Il y a deux aspects à prendre en compte. Premièrement, il faut renouer avec l’humanisme d’expression arabe qui a prévalu à un certain moment mais qu’on a effacé de nos mémoires. C’est un énorme travail, mais qui dit humanisme dit liberté de conscience. Il faut prendre l’Homme comme la mesure de toute chose.

Deuxièmement, il faut en finir avec certaines autorités comme les ministères des Affaires religieuses. Ce n’est pas une affaire gouvernementale. Il faut mettre en place des institutions indépendantes comme des conseils supérieurs, des académies qui n’obéissent pas aux injonctions démocratiques ou étatiques. Ça serait une marque de progrès. Il faut faire (des affaires religieuses, ndlr) une affaire de clercs, d’imams, de muftis qui s’organiseraient entre eux pour le libre exercice du culte.

Vous dites qu’il faut refonder la pensée islamique, en quoi consiste cette refonte ? Pourquoi est-ce une nécessité selon vous ? 

La refonte de la pensée islamique est absolument nécessaire. Il n’y a qu’à voir la sclérose dans laquelle on se débat et qui nous a menés à Daech. La différence entre l’État islamique, et ses exactions, et l’enseignement archaïque des wahhabites n’est pas une différence de nature mais de degrés.  Au 21e siècle on ne peut pas raisonner de cette façon-là. Il faut déconstruire une œuvre humaine qui consiste à l’amoncellement du commentaire sur une production humaine. Il faut passer de la problématique de la croyance à la problématique de la connaissance et se diriger vers d’autres horizons cognitifs. Il faut l’émergence d’une nouvelle rationalité qui tient compte des exigences et des ressources de la technoscience et l’invariable besoin de la transcendance.

Il faut en finir avec la production du droit arrimé à un patrimoine religieux éculé. La norme juridique doit être une émanation rationnelle des hommes qui s’applique aux hommes. Tel ou tel passage prescriptif du Coran peut être perçu comme jurisprudence pour une communauté d’hommes qui étaient des hommes tribaux et qui sont devenus une communauté fédérée.  Mais leur donner une valeur atemporelle et universelle n’a pas de sens. On ne coupe plus la main du voleur et si on devait le faire nous serions des barbares. Aucun ijtihad ne prémunit de cette barbarie.  Dans quel but pratique-t-on l’ijtihad ? Pour quel projet social ? Quel horizon pour la société et l’Homme ?

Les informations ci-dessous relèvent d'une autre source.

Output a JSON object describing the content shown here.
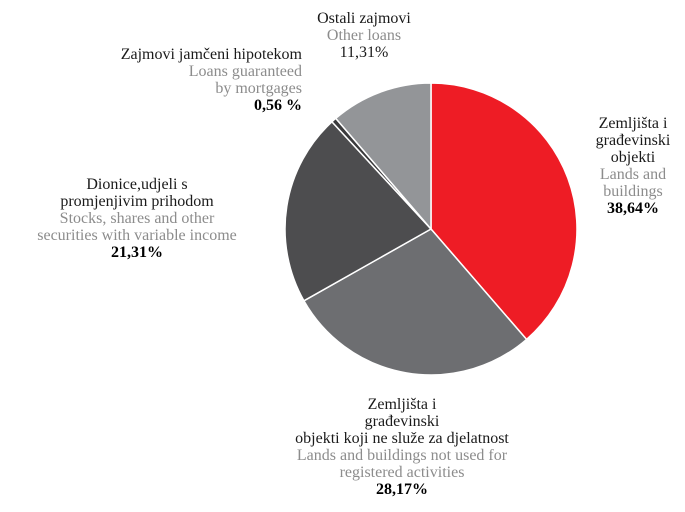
{
  "chart_data": {
    "type": "pie",
    "start_angle_deg": 0,
    "direction": "clockwise",
    "slices": [
      {
        "label_hr": [
          "Zemljišta i",
          "građevinski",
          "objekti"
        ],
        "label_en": [
          "Lands and",
          "buildings"
        ],
        "value": 38.64,
        "value_label": "38,64%",
        "color": "#ee1c25"
      },
      {
        "label_hr": [
          "Zemljišta i",
          "građevinski",
          "objekti koji ne služe za djelatnost"
        ],
        "label_en": [
          "Lands and buildings not used for",
          "registered activities"
        ],
        "value": 28.17,
        "value_label": "28,17%",
        "color": "#6d6e71"
      },
      {
        "label_hr": [
          "Dionice,udjeli s",
          "promjenjivim prihodom"
        ],
        "label_en": [
          "Stocks, shares and other",
          "securities with variable income"
        ],
        "value": 21.31,
        "value_label": "21,31%",
        "color": "#4d4d4f"
      },
      {
        "label_hr": [
          "Zajmovi jamčeni hipotekom"
        ],
        "label_en": [
          "Loans guaranteed",
          "by mortgages"
        ],
        "value": 0.56,
        "value_label": "0,56 %",
        "color": "#3a3a3c"
      },
      {
        "label_hr": [
          "Ostali zajmovi"
        ],
        "label_en": [
          "Other loans"
        ],
        "value": 11.31,
        "value_label": "11,31%",
        "color": "#939598"
      }
    ]
  }
}
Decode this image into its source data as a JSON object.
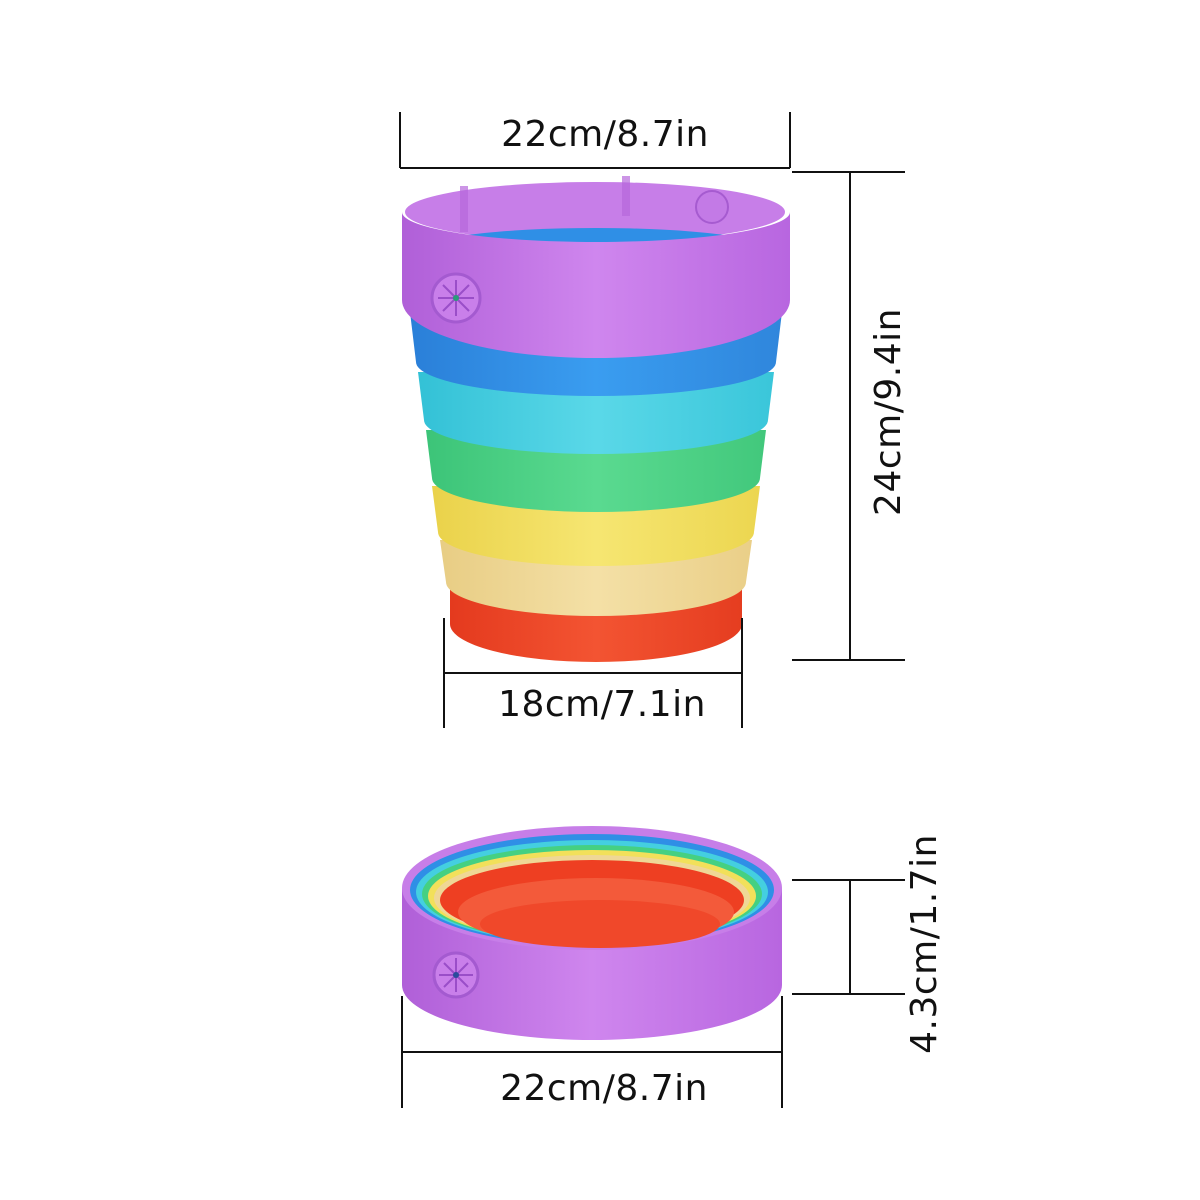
{
  "product": {
    "ring_colors": {
      "purple": "#c46ee8",
      "blue": "#2f8fe6",
      "cyan": "#3fcfe0",
      "green": "#45d082",
      "yellow": "#f2e05a",
      "cream": "#efd796",
      "red": "#ee3f22"
    }
  },
  "dimensions": {
    "expanded_top_width": "22cm/8.7in",
    "expanded_bottom_width": "18cm/7.1in",
    "expanded_height": "24cm/9.4in",
    "collapsed_height": "4.3cm/1.7in",
    "collapsed_width": "22cm/8.7in"
  }
}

Pensez-vous que l’islam soit malmené dans le monde et si oui par qui ? 

L’islam est malmené par le monde. D’abord par ses propres adeptes et par les misislamiques. Ce mot est mieux adapté qu’islamophobe car la phobie est une maladie. Le misislamique se rapproche du misanthrope du misogyne qui assume sa haine viscérale. Les misislamiques sont alimentés dans leur haine par le comportement des adeptes de l’islam qui agissent d’une manière inacceptable. Il faut également dénoncer la lâcheté des hiérarques musulmans qui n’ont pas su condamner avec force ces dérives meurtrières qui sont en grande partie responsables de la haine des autres.

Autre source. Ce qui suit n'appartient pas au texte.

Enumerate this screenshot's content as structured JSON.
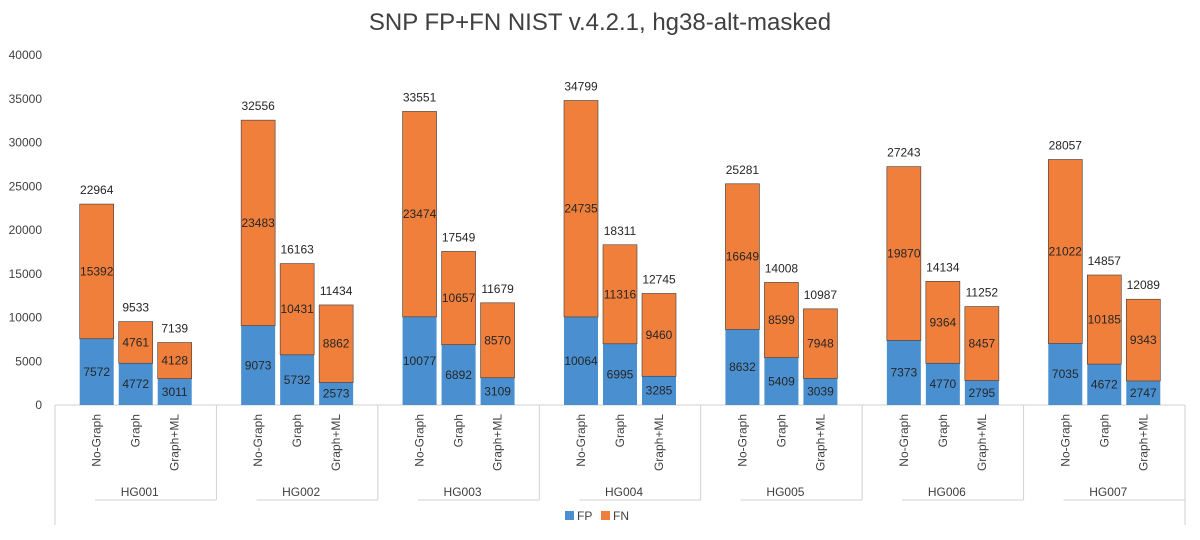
{
  "chart_data": {
    "type": "bar",
    "stacked": true,
    "title": "SNP FP+FN NIST v.4.2.1, hg38-alt-masked",
    "groups": [
      "HG001",
      "HG002",
      "HG003",
      "HG004",
      "HG005",
      "HG006",
      "HG007"
    ],
    "categories": [
      "No-Graph",
      "Graph",
      "Graph+ML"
    ],
    "series": [
      {
        "name": "FP",
        "color": "#4a90d0",
        "values": [
          [
            7572,
            4772,
            3011
          ],
          [
            9073,
            5732,
            2573
          ],
          [
            10077,
            6892,
            3109
          ],
          [
            10064,
            6995,
            3285
          ],
          [
            8632,
            5409,
            3039
          ],
          [
            7373,
            4770,
            2795
          ],
          [
            7035,
            4672,
            2747
          ]
        ]
      },
      {
        "name": "FN",
        "color": "#f07f3c",
        "values": [
          [
            15392,
            4761,
            4128
          ],
          [
            23483,
            10431,
            8862
          ],
          [
            23474,
            10657,
            8570
          ],
          [
            24735,
            11316,
            9460
          ],
          [
            16649,
            8599,
            7948
          ],
          [
            19870,
            9364,
            8457
          ],
          [
            21022,
            10185,
            9343
          ]
        ]
      }
    ],
    "totals": [
      [
        22964,
        9533,
        7139
      ],
      [
        32556,
        16163,
        11434
      ],
      [
        33551,
        17549,
        11679
      ],
      [
        34799,
        18311,
        12745
      ],
      [
        25281,
        14008,
        10987
      ],
      [
        27243,
        14134,
        11252
      ],
      [
        28057,
        14857,
        12089
      ]
    ],
    "ylim": [
      0,
      40000
    ],
    "yticks": [
      "0",
      "5000",
      "10000",
      "15000",
      "20000",
      "25000",
      "30000",
      "35000",
      "40000"
    ],
    "legend": {
      "position": "bottom",
      "entries": [
        "FP",
        "FN"
      ]
    },
    "grid": false
  }
}
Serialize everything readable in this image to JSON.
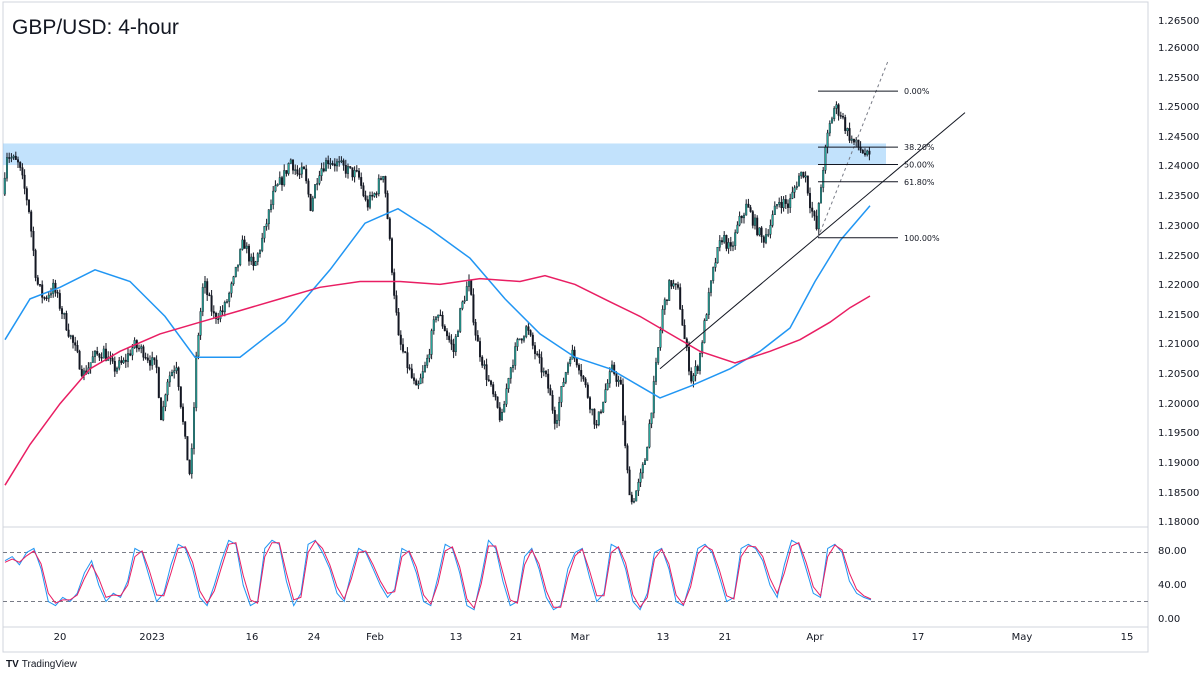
{
  "title": "GBP/USD: 4-hour",
  "brand": "TradingView",
  "brand_logo": "TV",
  "colors": {
    "bull": "#26a69a",
    "bear": "#131722",
    "ma_fast": "#2196f3",
    "ma_slow": "#e91e63",
    "zone": "#90caf9",
    "stoch_k": "#2196f3",
    "stoch_d": "#e91e63"
  },
  "chart_data": [
    {
      "type": "candlestick",
      "title": "GBP/USD: 4-hour",
      "x_ticks": [
        "20",
        "2023",
        "16",
        "24",
        "Feb",
        "13",
        "21",
        "Mar",
        "13",
        "21",
        "Apr",
        "17",
        "May",
        "15"
      ],
      "y_ticks": [
        "1.26500",
        "1.26000",
        "1.25500",
        "1.25000",
        "1.24500",
        "1.24000",
        "1.23500",
        "1.23000",
        "1.22500",
        "1.22000",
        "1.21500",
        "1.21000",
        "1.20500",
        "1.20000",
        "1.19500",
        "1.19000",
        "1.18500",
        "1.18000"
      ],
      "ylim": [
        1.178,
        1.268
      ],
      "price_path": [
        [
          0,
          1.228
        ],
        [
          8,
          1.242
        ],
        [
          20,
          1.24
        ],
        [
          30,
          1.233
        ],
        [
          38,
          1.22
        ],
        [
          45,
          1.217
        ],
        [
          55,
          1.219
        ],
        [
          65,
          1.214
        ],
        [
          75,
          1.209
        ],
        [
          85,
          1.204
        ],
        [
          95,
          1.207
        ],
        [
          105,
          1.208
        ],
        [
          115,
          1.205
        ],
        [
          125,
          1.206
        ],
        [
          135,
          1.209
        ],
        [
          145,
          1.208
        ],
        [
          158,
          1.205
        ],
        [
          163,
          1.196
        ],
        [
          168,
          1.203
        ],
        [
          178,
          1.206
        ],
        [
          186,
          1.193
        ],
        [
          192,
          1.186
        ],
        [
          198,
          1.208
        ],
        [
          205,
          1.22
        ],
        [
          215,
          1.214
        ],
        [
          225,
          1.215
        ],
        [
          235,
          1.22
        ],
        [
          245,
          1.227
        ],
        [
          255,
          1.222
        ],
        [
          265,
          1.228
        ],
        [
          275,
          1.235
        ],
        [
          285,
          1.238
        ],
        [
          292,
          1.241
        ],
        [
          300,
          1.238
        ],
        [
          305,
          1.239
        ],
        [
          312,
          1.233
        ],
        [
          320,
          1.239
        ],
        [
          330,
          1.241
        ],
        [
          340,
          1.24
        ],
        [
          350,
          1.239
        ],
        [
          360,
          1.238
        ],
        [
          368,
          1.233
        ],
        [
          376,
          1.235
        ],
        [
          385,
          1.239
        ],
        [
          392,
          1.225
        ],
        [
          400,
          1.21
        ],
        [
          408,
          1.206
        ],
        [
          418,
          1.201
        ],
        [
          428,
          1.206
        ],
        [
          438,
          1.215
        ],
        [
          446,
          1.212
        ],
        [
          455,
          1.208
        ],
        [
          462,
          1.215
        ],
        [
          470,
          1.22
        ],
        [
          478,
          1.21
        ],
        [
          486,
          1.205
        ],
        [
          495,
          1.2
        ],
        [
          503,
          1.196
        ],
        [
          510,
          1.204
        ],
        [
          520,
          1.21
        ],
        [
          528,
          1.212
        ],
        [
          538,
          1.207
        ],
        [
          548,
          1.203
        ],
        [
          557,
          1.196
        ],
        [
          565,
          1.203
        ],
        [
          572,
          1.208
        ],
        [
          580,
          1.206
        ],
        [
          590,
          1.2
        ],
        [
          598,
          1.195
        ],
        [
          606,
          1.201
        ],
        [
          614,
          1.205
        ],
        [
          622,
          1.202
        ],
        [
          628,
          1.188
        ],
        [
          633,
          1.182
        ],
        [
          640,
          1.185
        ],
        [
          646,
          1.189
        ],
        [
          652,
          1.197
        ],
        [
          658,
          1.206
        ],
        [
          664,
          1.215
        ],
        [
          672,
          1.22
        ],
        [
          680,
          1.218
        ],
        [
          686,
          1.21
        ],
        [
          693,
          1.203
        ],
        [
          700,
          1.206
        ],
        [
          708,
          1.215
        ],
        [
          716,
          1.223
        ],
        [
          724,
          1.228
        ],
        [
          732,
          1.225
        ],
        [
          740,
          1.23
        ],
        [
          748,
          1.233
        ],
        [
          756,
          1.23
        ],
        [
          764,
          1.227
        ],
        [
          772,
          1.23
        ],
        [
          780,
          1.234
        ],
        [
          790,
          1.233
        ],
        [
          800,
          1.238
        ],
        [
          806,
          1.239
        ],
        [
          812,
          1.233
        ],
        [
          818,
          1.229
        ],
        [
          824,
          1.239
        ],
        [
          830,
          1.246
        ],
        [
          836,
          1.25
        ],
        [
          842,
          1.249
        ],
        [
          848,
          1.246
        ],
        [
          854,
          1.244
        ],
        [
          860,
          1.243
        ],
        [
          866,
          1.242
        ],
        [
          870,
          1.241
        ]
      ],
      "series": [
        {
          "name": "",
          "kind": "moving-average",
          "color": "#2196f3",
          "points": [
            [
              5,
              1.21
            ],
            [
              30,
              1.217
            ],
            [
              60,
              1.219
            ],
            [
              95,
              1.222
            ],
            [
              130,
              1.22
            ],
            [
              165,
              1.214
            ],
            [
              195,
              1.207
            ],
            [
              240,
              1.207
            ],
            [
              285,
              1.213
            ],
            [
              330,
              1.222
            ],
            [
              365,
              1.23
            ],
            [
              398,
              1.2325
            ],
            [
              430,
              1.229
            ],
            [
              470,
              1.224
            ],
            [
              505,
              1.217
            ],
            [
              540,
              1.211
            ],
            [
              575,
              1.207
            ],
            [
              610,
              1.205
            ],
            [
              640,
              1.202
            ],
            [
              660,
              1.2
            ],
            [
              690,
              1.202
            ],
            [
              730,
              1.205
            ],
            [
              760,
              1.208
            ],
            [
              790,
              1.212
            ],
            [
              815,
              1.22
            ],
            [
              840,
              1.227
            ],
            [
              870,
              1.233
            ]
          ]
        },
        {
          "name": "",
          "kind": "moving-average",
          "color": "#e91e63",
          "points": [
            [
              5,
              1.185
            ],
            [
              30,
              1.192
            ],
            [
              60,
              1.199
            ],
            [
              90,
              1.205
            ],
            [
              120,
              1.208
            ],
            [
              160,
              1.211
            ],
            [
              200,
              1.213
            ],
            [
              240,
              1.215
            ],
            [
              280,
              1.217
            ],
            [
              320,
              1.219
            ],
            [
              360,
              1.22
            ],
            [
              400,
              1.22
            ],
            [
              440,
              1.2195
            ],
            [
              480,
              1.2205
            ],
            [
              520,
              1.22
            ],
            [
              545,
              1.221
            ],
            [
              575,
              1.2195
            ],
            [
              610,
              1.2165
            ],
            [
              640,
              1.214
            ],
            [
              670,
              1.211
            ],
            [
              700,
              1.208
            ],
            [
              735,
              1.206
            ],
            [
              770,
              1.208
            ],
            [
              800,
              1.21
            ],
            [
              830,
              1.213
            ],
            [
              850,
              1.2155
            ],
            [
              870,
              1.2175
            ]
          ]
        }
      ],
      "resistance_zone": [
        1.24,
        1.2437
      ],
      "trendline": [
        [
          660,
          1.205
        ],
        [
          965,
          1.249
        ]
      ],
      "fibonacci": {
        "high": 1.2527,
        "low": 1.2275,
        "levels": [
          {
            "ratio": 0.0,
            "label": "0.00%"
          },
          {
            "ratio": 0.382,
            "label": "38.20%"
          },
          {
            "ratio": 0.5,
            "label": "50.00%"
          },
          {
            "ratio": 0.618,
            "label": "61.80%"
          },
          {
            "ratio": 1.0,
            "label": "100.00%"
          }
        ]
      }
    },
    {
      "type": "line",
      "y_ticks": [
        "80.00",
        "40.00",
        "0.00"
      ],
      "ylim": [
        -10,
        110
      ],
      "reference_levels": [
        80,
        20
      ],
      "series": [
        {
          "name": "",
          "color": "#2196f3",
          "values": [
            70,
            75,
            65,
            80,
            85,
            60,
            20,
            15,
            25,
            20,
            30,
            55,
            70,
            40,
            20,
            30,
            25,
            45,
            85,
            80,
            50,
            20,
            30,
            65,
            90,
            85,
            60,
            25,
            15,
            40,
            70,
            95,
            90,
            40,
            15,
            20,
            85,
            95,
            90,
            45,
            15,
            30,
            90,
            95,
            80,
            60,
            30,
            20,
            55,
            85,
            80,
            60,
            40,
            25,
            35,
            85,
            80,
            55,
            20,
            15,
            50,
            90,
            85,
            55,
            15,
            10,
            50,
            95,
            85,
            45,
            15,
            20,
            75,
            85,
            60,
            25,
            10,
            15,
            60,
            80,
            85,
            50,
            20,
            30,
            90,
            85,
            60,
            20,
            10,
            30,
            80,
            85,
            60,
            20,
            15,
            45,
            85,
            90,
            80,
            50,
            20,
            25,
            85,
            90,
            85,
            70,
            40,
            25,
            65,
            95,
            90,
            60,
            30,
            25,
            85,
            90,
            80,
            45,
            30,
            25,
            22
          ]
        },
        {
          "name": "",
          "color": "#e91e63",
          "values": [
            68,
            72,
            68,
            76,
            82,
            66,
            30,
            18,
            22,
            22,
            28,
            48,
            65,
            48,
            25,
            28,
            27,
            40,
            75,
            82,
            58,
            28,
            27,
            55,
            85,
            87,
            68,
            33,
            18,
            33,
            62,
            90,
            92,
            52,
            22,
            18,
            75,
            92,
            92,
            55,
            22,
            25,
            80,
            94,
            85,
            65,
            38,
            23,
            48,
            80,
            82,
            65,
            45,
            30,
            32,
            75,
            82,
            62,
            28,
            17,
            42,
            82,
            87,
            62,
            23,
            12,
            42,
            88,
            88,
            55,
            22,
            18,
            65,
            83,
            66,
            33,
            13,
            13,
            50,
            76,
            84,
            58,
            27,
            27,
            80,
            87,
            67,
            28,
            13,
            25,
            72,
            84,
            66,
            28,
            16,
            38,
            78,
            88,
            83,
            58,
            27,
            23,
            75,
            88,
            87,
            75,
            48,
            30,
            55,
            88,
            92,
            68,
            38,
            27,
            75,
            89,
            83,
            55,
            35,
            27,
            23
          ]
        }
      ]
    }
  ]
}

L’islam est malmené par ses adeptes qui agissent en criminels fanatiques barbares depuis des années et les exemples sont nombreux, comme Al Qaïda ou Boko Haram. Chaque jour que Dieu fait il y a des attentats au nom de cette croyance. L’islam est malmené par des individus qui vouent une haine viscérale à cette religion et qui oublient la contribution des arabo-musulmans au corpus universel. Mais il ne faut oublier que ce qui a été possible à un moment de l’histoire peut l’être encore dans le futur.